Kate Faust Shares New Music Video "Trouble"
What does trouble sound like? Noise, effrontery, wailing, and distortion? Heavy guitars and heavier drums? Well, maybe sometimes. But those musicians with intimate knowledge of trouble know that it doesn’t always announce itself so crudely. Real trouble hints and insinuates and slips into your bloodstream like a drug – it seduces, and envelops, and whispers secrets, and spreads out until it’s all you can perceive. An undercurrent of synthesizer, guitar that curls like smoke, musical textures that shimmer like a dangerously deep pool: all of these are redolent of trouble. They’re all present in Kate Faust’s intoxicating latest single – a delicious dance with dark forces, and an ideal soundtrack for the bewitched earliest days of spring.
We don’t know how the L.A.-by-way-of-Philly electropop singer became quite so acquainted with trouble, and she’s not telling. What we do know is that she’s the rare pop artist who can look trouble in the face without flinching – and report back from the encounter with absolute honesty. That candor has made her an in-demand collaborator, and she’s added her darkly luminous vocals to tracks by artists as disparate as avant-jazz saxophonist Adam Turchin, electronic producer Osage, and afro-futurist Fhloston Paradigm. On her own, she’s cut several EPs of daring, poetic pop lauded by Philadelphia’s WXPN as “unique and genre-bending”. Hers is music that draws equally from neo-soul, dusty trip-hop, the mystery of Bjork-like alternative pop, and the gutsy immediacy of Lady Gaga’s early records. It’s a powerful hybrid, and it’s hers alone.
Savior, her latest, consists of five irresistible pop tracks. Kate Faust holds nothing back: the oscillating synthesizers of “Breaking Free”, the stacked vocal attack of “Brace Yourself”, the mesmerizing groove of “Play”, and the sheer sonic grandeur of the title tune all announce the arrival of a confident and courageous voice. But it’s “Trouble” where the sense of risk and peril that runs through all of her work is made the most palpable. “Evil’s on the hunt for you – can you feel it?”, she asks, and before the track is over, you certainly will. When discussing the single Kate reveals the undertones throughout are very real… “I think of my song “Trouble” as an affirmation of karma. There are many people and forces in our world right now who are being met with full weight of the evil they’ve done to others. I’m proud to stand with all women and all people who have been abused and disenfranchised by systems of power and violence. We refuse to be complacent in this. We’re ready to name the evil that we see and to build something better for the future. “now it’s time to pay what’s due!”

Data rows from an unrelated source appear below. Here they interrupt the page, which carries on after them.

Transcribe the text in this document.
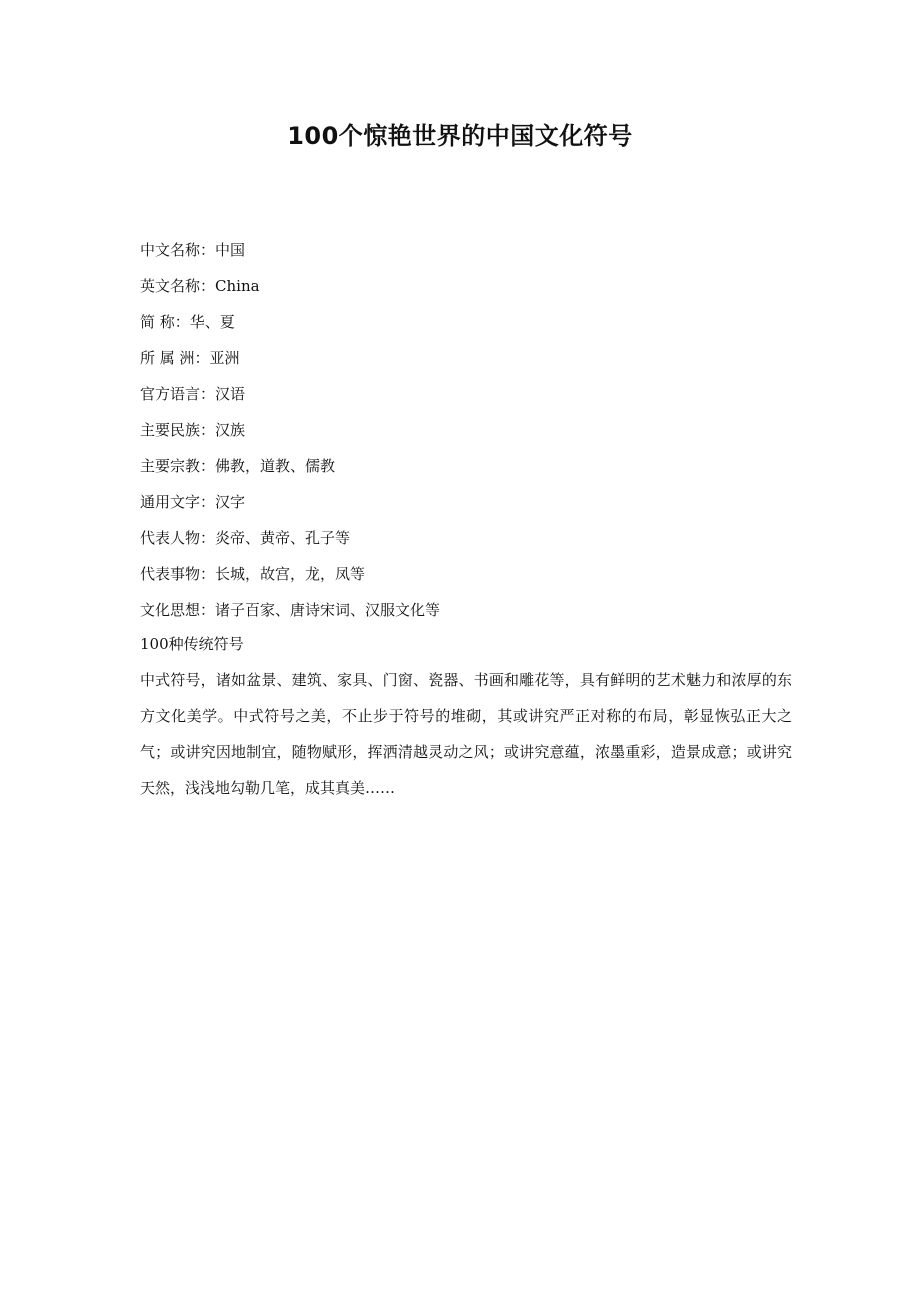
100个惊艳世界的中国文化符号
中文名称：中国
英文名称：China
简 称：华、夏
所 属 洲：亚洲
官方语言：汉语
主要民族：汉族
主要宗教：佛教，道教、儒教
通用文字：汉字
代表人物：炎帝、黄帝、孔子等
代表事物：长城，故宫，龙，凤等
文化思想：诸子百家、唐诗宋词、汉服文化等
100种传统符号
中式符号，诸如盆景、建筑、家具、门窗、瓷器、书画和雕花等，具有鲜明的艺术魅力和浓厚的东方文化美学。中式符号之美，不止步于符号的堆砌，其或讲究严正对称的布局，彰显恢弘正大之气；或讲究因地制宜，随物赋形，挥洒清越灵动之风；或讲究意蕴，浓墨重彩，造景成意；或讲究天然，浅浅地勾勒几笔，成其真美……
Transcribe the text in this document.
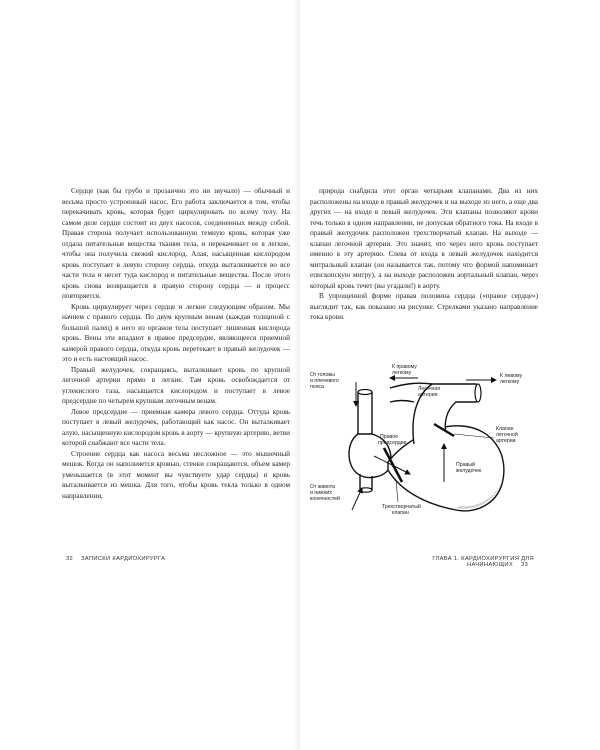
Сердце (как бы грубо и прозаично это ни звучало) — обычный и весьма просто устроенный насос. Его работа заключается в том, чтобы перекачивать кровь, которая будет циркулировать по всему телу. На самом деле сердце состоит из двух насосов, соединенных между собой. Правая сторона получает использованную темную кровь, которая уже отдала питательные вещества тканям тела, и перекачивает ее в легкие, чтобы она получила свежий кислород. Алая, насыщенная кислородом кровь поступает в левую сторону сердца, откуда выталкивается во все части тела и несет туда кислород и питательные вещества. После этого кровь снова возвращается в правую сторону сердца — и процесс повторяется.

Кровь циркулирует через сердце и легкие следующим образом. Мы начнем с правого сердца. По двум крупным венам (каждая толщиной с большой палец) в него из органов тела поступает лишенная кислорода кровь. Вены эти впадают в правое предсердие, являющееся приемной камерой правого сердца, откуда кровь перетекает в правый желудочек — это и есть настоящий насос.

Правый желудочек, сокращаясь, выталкивает кровь по крупной легочной артерии прямо в легкие. Там кровь освобождается от углекислого газа, насыщается кислородом и поступает в левое предсердие по четырем крупным легочным венам.

Левое предсердие — приемная камера левого сердца. Оттуда кровь поступает в левый желудочек, работающий как насос. Он выталкивает алую, насыщенную кислородом кровь в аорту — крупную артерию, ветви которой снабжают все части тела.

Строение сердца как насоса весьма несложное — это мышечный мешок. Когда он наполняется кровью, стенки сокращаются, объем камер уменьшается (в этот момент вы чувствуете удар сердца) и кровь выталкивается из мешка. Для того, чтобы кровь текла только в одном направлении,

природа снабдила этот орган четырьмя клапанами. Два из них расположены на входе в правый желудочек и на выходе из него, а еще два других — на входе в левый желудочек. Эти клапаны позволяют крови течь только в одном направлении, не допуская обратного тока. На входе в правый желудочек расположен трехстворчатый клапан. На выходе — клапан легочной артерии. Это значит, что через него кровь поступает именно в эту артерию. Слева от входа в левый желудочек находится митральный клапан (он называется так, потому что формой напоминает епископскую митру), а на выходе расположен аортальный клапан, через который кровь течет (вы угадали!) в аорту.

В упрощенной форме правая половина сердца («правое сердце») выглядит так, как показано на рисунке. Стрелками указано направление тока крови.

От головы и плечевого пояса
К правому легкому
Легочная артерия
К левому легкому
Клапан легочной артерии
Правое предсердие
Правый желудочек
От живота и нижних конечностей
Трехстворчатый клапан
32 ЗАПИСКИ КАРДИОХИРУРГА	ГЛАВА 1. КАРДИОХИРУРГИЯ ДЛЯ НАЧИНАЮЩИХ 33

The video for “Trouble” reinforces the sense of unease that the track generates, but also underscores its beauty. Though an elegantly dressed Kate Faust purrs directly to the camera, her face is often occluded: by fog, by flashes of light, by kaleidoscopic lenses that fracture her image. When the set goes dark, a distant projector throws intricate patterns of light onto her body. It’s as if she’s become a maze: impenetrable, mysterious, beckoning.